The controversy did not end with World War II, which resulted in the complete devastation of Heisenberg’s beloved Germany. His self-appointed task, at which he was largely successful, was to be a major factor in the rebuilding of German science to its pre-war eminence. In that task he could not afford to be tainted with the suspicion of wartime moral or professional lapses. Hence, colleagues and friends such as Carl Friedrich von Weizsäcker circulated the word that Germany’s failure to create a nuclear weapon during the war was due to the ethical reluctance of German physicists to provide Hitler with such weapons, rather than to any scientific or organizational failures on their part. Again, the author presents the available evidence, including the famous Farm Hall tapes (see Cassidy’s article with Jeremy Bernstein in Physics Today, August 1995, page 32), secretly recorded British intelligence tapes of technical and personal conversations among the German physics elite as they were comfortably captive in an English estate.
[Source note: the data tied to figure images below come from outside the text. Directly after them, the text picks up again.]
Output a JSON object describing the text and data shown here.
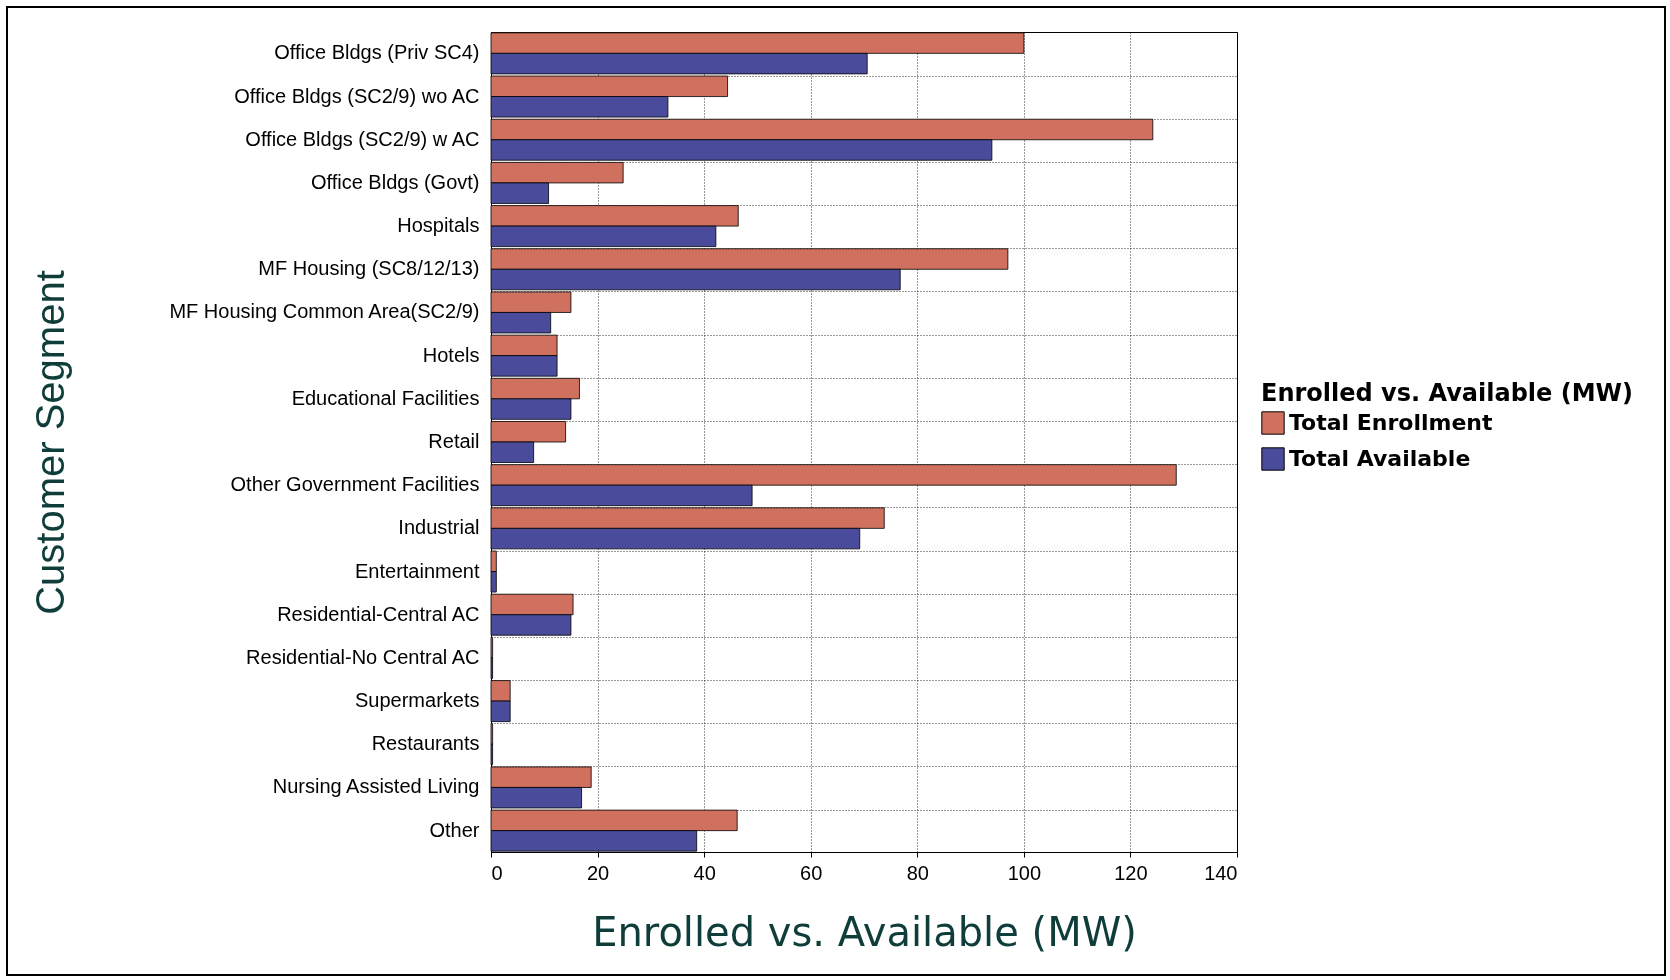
{
  "chart_data": {
    "type": "bar",
    "orientation": "horizontal",
    "xlabel": "Enrolled vs. Available (MW)",
    "ylabel": "Customer Segment",
    "legend_title": "Enrolled vs. Available (MW)",
    "categories": [
      "Office Bldgs (Priv SC4)",
      "Office Bldgs (SC2/9) wo AC",
      "Office Bldgs (SC2/9) w AC",
      "Office Bldgs (Govt)",
      "Hospitals",
      "MF Housing (SC8/12/13)",
      "MF Housing Common Area(SC2/9)",
      "Hotels",
      "Educational Facilities",
      "Retail",
      "Other Government Facilities",
      "Industrial",
      "Entertainment",
      "Residential-Central AC",
      "Residential-No Central AC",
      "Supermarkets",
      "Restaurants",
      "Nursing Assisted Living",
      "Other"
    ],
    "series": [
      {
        "name": "Total Enrollment",
        "color": "#d0705f",
        "values": [
          100,
          44.4,
          124.2,
          24.8,
          46.4,
          97,
          15,
          12.4,
          16.6,
          14,
          128.6,
          73.8,
          1,
          15.4,
          0.3,
          3.6,
          0.3,
          18.8,
          46.2
        ]
      },
      {
        "name": "Total Available",
        "color": "#4b4b9b",
        "values": [
          70.6,
          33.2,
          94,
          10.8,
          42.2,
          76.8,
          11.2,
          12.4,
          15,
          8,
          49,
          69.2,
          1,
          15,
          0.3,
          3.6,
          0.3,
          17,
          38.6
        ]
      }
    ],
    "xlim": [
      0,
      140
    ],
    "xticks": [
      0,
      20,
      40,
      60,
      80,
      100,
      120,
      140
    ],
    "grid": true,
    "legend": "right"
  }
}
The tapes document the German physicists’ surprise at the success of the Allied nuclear weapons program—the Manhattan Project—when it was made public by the destruction of the Japanese cities of Hiroshima and Nagasaki. Once again, the author lets readers make up their own minds. After reading the facts, I was left in profound disbelief of von Weizsäcker’s “ethical reluctance” story.
Beyond Uncertainty is interesting, well written, and amply documented. I urge Physics Today readers to read it and make up their own minds about the many questions raised in this excellent discussion of science, society, and the influence of the individual scientist.